大きな人生観で行くと、「具体的にやりたいこと」というのは、常々変わっていっています。ですが、その時々で一度「これがやりたい」と心に決めたら、それを早く実現するために、まずは全力で目標に向かうことを心がけています。そして、それを実現したら、さらに極めていくのか、あるいは、また違うことを目標にするのか、その時に見えている景色を改めてじっくり眺めながら、選択していく。そんな生き方が自分には合っていると思っています。要するに、今の自分がやっていることが正しいのか、本当に自分がやりたいことなのかということを、定期的に振り返ってしっかり考えてみる、ということを心がけています。また、自分で立てた目標の実現から、常に逆算して今の自分の行動を決めていく、というイメージも大切にしています。
仕事に関しての志みたいなものはありませんが、大切にしていることは、嘘はつかないこと、そして、自分を大きく見せようとしないこと。結局、今の等身大でできることしかできないんだから決して無茶はしない、その代わり、できることの中で最大限努力をし、きっちりと筋を通す。こういう職業ですから、どうしても必死に頼られると、自分ができそうもないことでも、何とか頑張ってやろうとしてしまいがちだと思うのですが、それはやっぱり失敗することが多いような気がします。

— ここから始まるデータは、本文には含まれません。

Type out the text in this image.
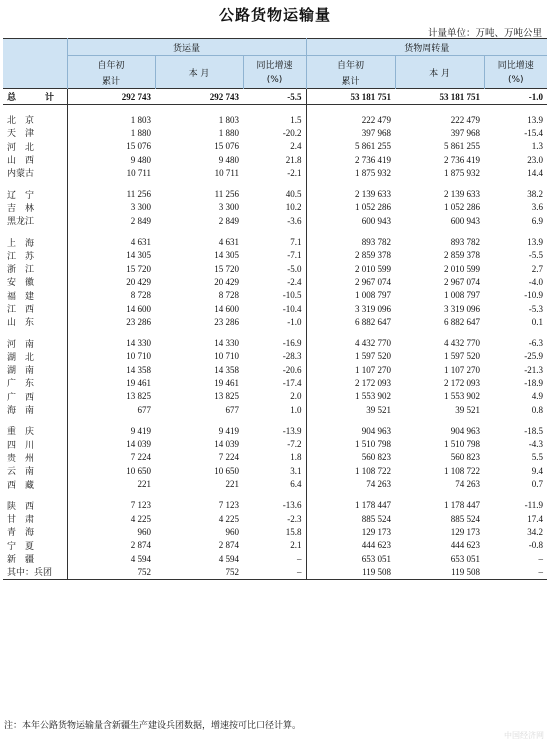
公路货物运输量
计量单位：万吨、万吨公里
	货运量			货物周转量		
	自年初	本 月	同比增速	自年初	本 月	同比增速
	累计		(%)	累计		(%)
总　计	292 743	292 743	-5.5	53 181 751	53 181 751	-1.0

北　京	1 803	1 803	1.5	222 479	222 479	13.9
天　津	1 880	1 880	-20.2	397 968	397 968	-15.4
河　北	15 076	15 076	2.4	5 861 255	5 861 255	1.3
山　西	9 480	9 480	21.8	2 736 419	2 736 419	23.0
内蒙古	10 711	10 711	-2.1	1 875 932	1 875 932	14.4

辽　宁	11 256	11 256	40.5	2 139 633	2 139 633	38.2
吉　林	3 300	3 300	10.2	1 052 286	1 052 286	3.6
黑龙江	2 849	2 849	-3.6	600 943	600 943	6.9

上　海	4 631	4 631	7.1	893 782	893 782	13.9
江　苏	14 305	14 305	-7.1	2 859 378	2 859 378	-5.5
浙　江	15 720	15 720	-5.0	2 010 599	2 010 599	2.7
安　徽	20 429	20 429	-2.4	2 967 074	2 967 074	-4.0
福　建	8 728	8 728	-10.5	1 008 797	1 008 797	-10.9
江　西	14 600	14 600	-10.4	3 319 096	3 319 096	-5.3
山　东	23 286	23 286	-1.0	6 882 647	6 882 647	0.1

河　南	14 330	14 330	-16.9	4 432 770	4 432 770	-6.3
湖　北	10 710	10 710	-28.3	1 597 520	1 597 520	-25.9
湖　南	14 358	14 358	-20.6	1 107 270	1 107 270	-21.3
广　东	19 461	19 461	-17.4	2 172 093	2 172 093	-18.9
广　西	13 825	13 825	2.0	1 553 902	1 553 902	4.9
海　南	677	677	1.0	39 521	39 521	0.8

重　庆	9 419	9 419	-13.9	904 963	904 963	-18.5
四　川	14 039	14 039	-7.2	1 510 798	1 510 798	-4.3
贵　州	7 224	7 224	1.8	560 823	560 823	5.5
云　南	10 650	10 650	3.1	1 108 722	1 108 722	9.4
西　藏	221	221	6.4	74 263	74 263	0.7

陕　西	7 123	7 123	-13.6	1 178 447	1 178 447	-11.9
甘　肃	4 225	4 225	-2.3	885 524	885 524	17.4
青　海	960	960	15.8	129 173	129 173	34.2
宁　夏	2 874	2 874	2.1	444 623	444 623	-0.8
新　疆	4 594	4 594	–	653 051	653 051	–
其中：兵团	752	752	–	119 508	119 508	–
注：本年公路货物运输量含新疆生产建设兵团数据，增速按可比口径计算。
中国经济网
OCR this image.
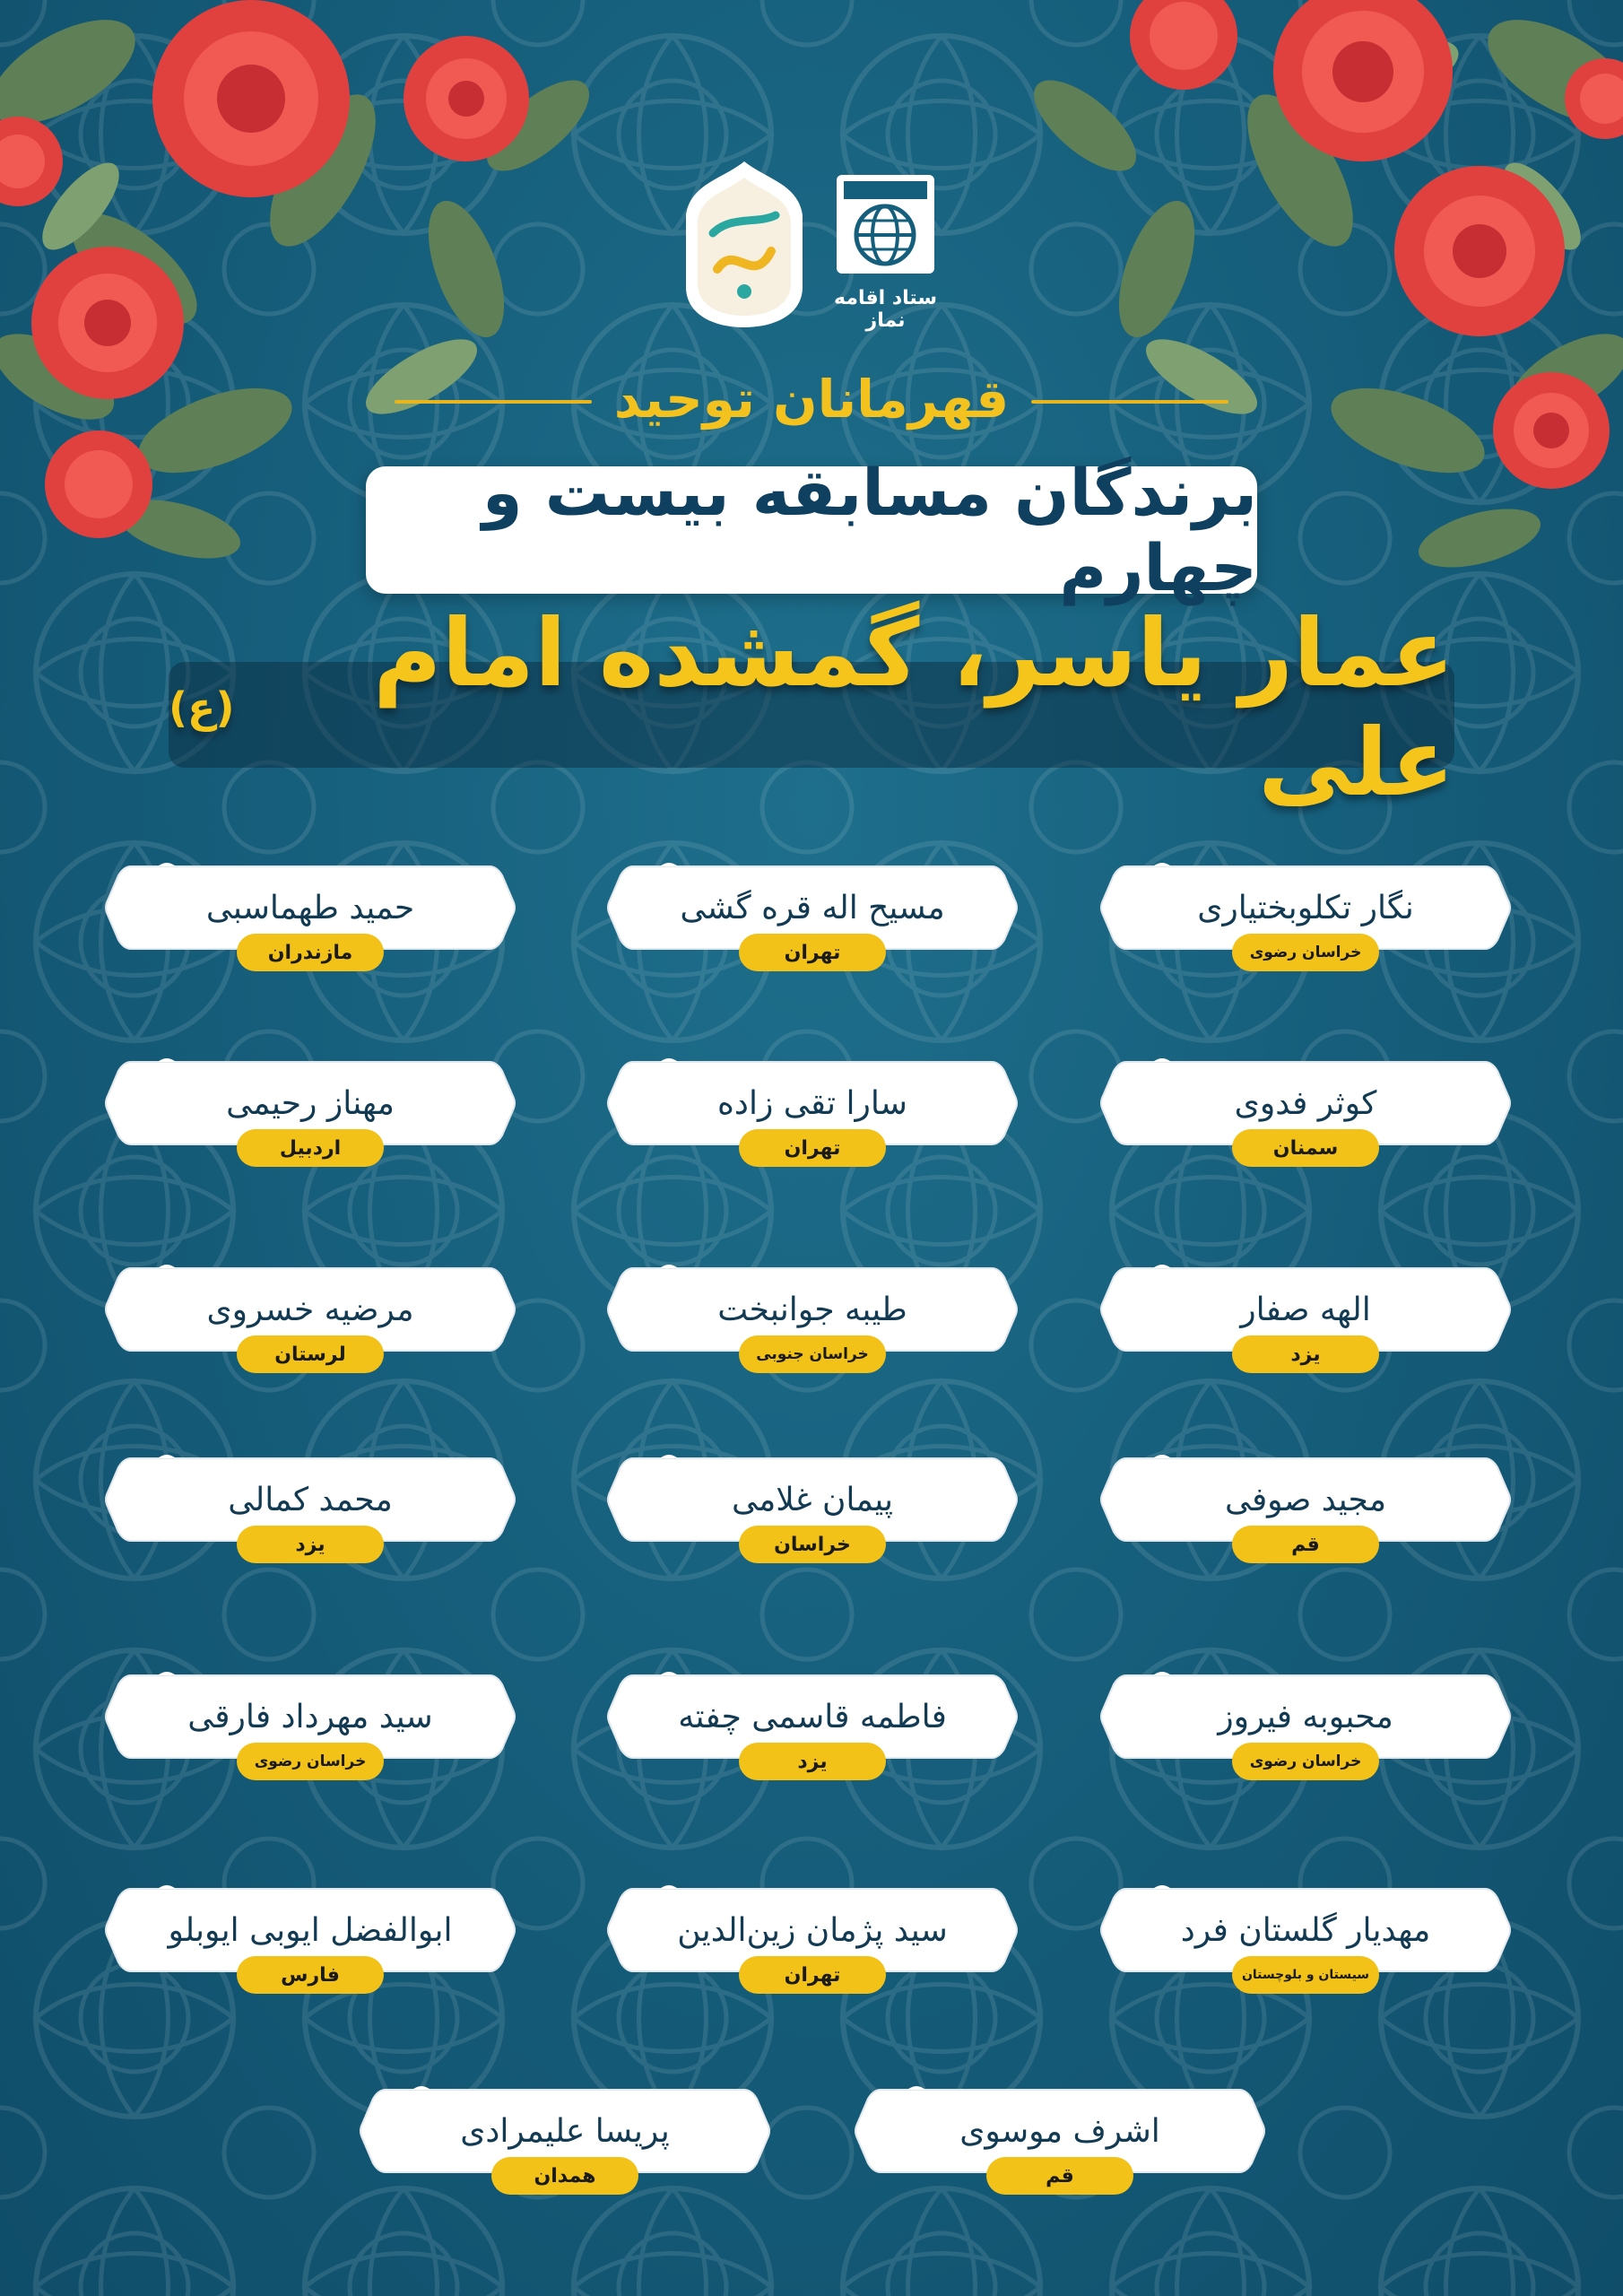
ستاد اقامه نماز
قهرمانان توحید
برندگان مسابقه بیست و چهارم
عمار یاسر، گمشده امام علی
(ع)
نگار تکلوبختیاری
خراسان رضوی
مسیح اله قره گشی
تهران
حمید طهماسبی
مازندران
کوثر فدوی
سمنان
سارا تقی زاده
تهران
مهناز رحیمی
اردبیل
الهه صفار
یزد
طیبه جوانبخت
خراسان جنوبی
مرضیه خسروی
لرستان
مجید صوفی
قم
پیمان غلامی
خراسان
محمد کمالی
یزد
محبوبه فیروز
خراسان رضوی
فاطمه قاسمی چفته
یزد
سید مهرداد فارقی
خراسان رضوی
مهدیار گلستان فرد
سیستان و بلوچستان
سید پژمان زین‌الدین
تهران
ابوالفضل ایوبی ایوبلو
فارس
اشرف موسوی
قم
پریسا علیمرادی
همدان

きちんと自分の能力や現状を振り返り、何ができるのか、あるいはできないのか、ということを考えながら動いていけば、大体のことはうまくいく、人生なんとかなる、そんな感じです(笑)。

未来に向けて

今はまだまだ法律事務所に移籍したときの目標が道半ばという感じです。せっかく素晴らしい事務所に拾ってもらったので、まずはここで沢山の経験を積みたいと考えています。今までできなかったことを一つ一つ身につけて、それを確実に自分のものにしたい、という思いが強く、それ以外のことは今のところ考えてないです。多様な経験を積み、ある程度の事件は自分で何とかできますとなったときに、じゃあその経験を持ってまた企業内弁護士として会社に戻ってもいいし、完全に独り立ち大きい事務所を作ってみることに挑戦してもいいし、あるいは、弁護士の経験を活かして弁護士業とは全く違うビジネスにチャレンジしてもいい、要するにその先はその先で、また自由な世界が広がっていて、色々な選択肢が出てくるんだろうと思います。何が一番やりたいことなのか、その時に、その時の自分で考えようと思います。今の目標を実現して、ようやく見える景色がきっとあると思うので、その中で一番いいと思ったところにまた走り出す、漠然とした感じですが、そういうイメージです。
これから司法試験の勉強を始める方に伝えたいのは、弁護士という仕事において必要とされる能力は、実は何にでも応用が利くということです。確かに法律や判例といった専門的な知識は法曹特有のものですが、一方で物事に対する法的思考とか、システマティックな法理論を構成するような能力というのは、どんな仕事においても必要とされるんじゃないかと思います。例えば、「ある主張があり、その主張はこういう客観的裏付けに基づく事実をベースに、こういった理論構造で結論が導かれている」という分析が正確にできれば、その主張に対する適切な反論やフォローができるようになります。これは別に弁護士じゃなくても、単に上司と部下、自社と取引先や顧客、あるいは競業他社、場合によっては家庭問題まで?(笑)全ての関係に応用が利くのではないかと思いますし、実際そういう場面も見てきました。法律の勉強はで大変で、覚えなきゃならないことも、分からないこともたくさんあると思うのですが、法曹はもちろん、たとえ違った分野であったとしても、それは間違いなく自分の可能性を広げる土台になるので、つまらないと思って諦めないで欲しいと思います。必ず自分にとって武器になるはずです。頑張ってください!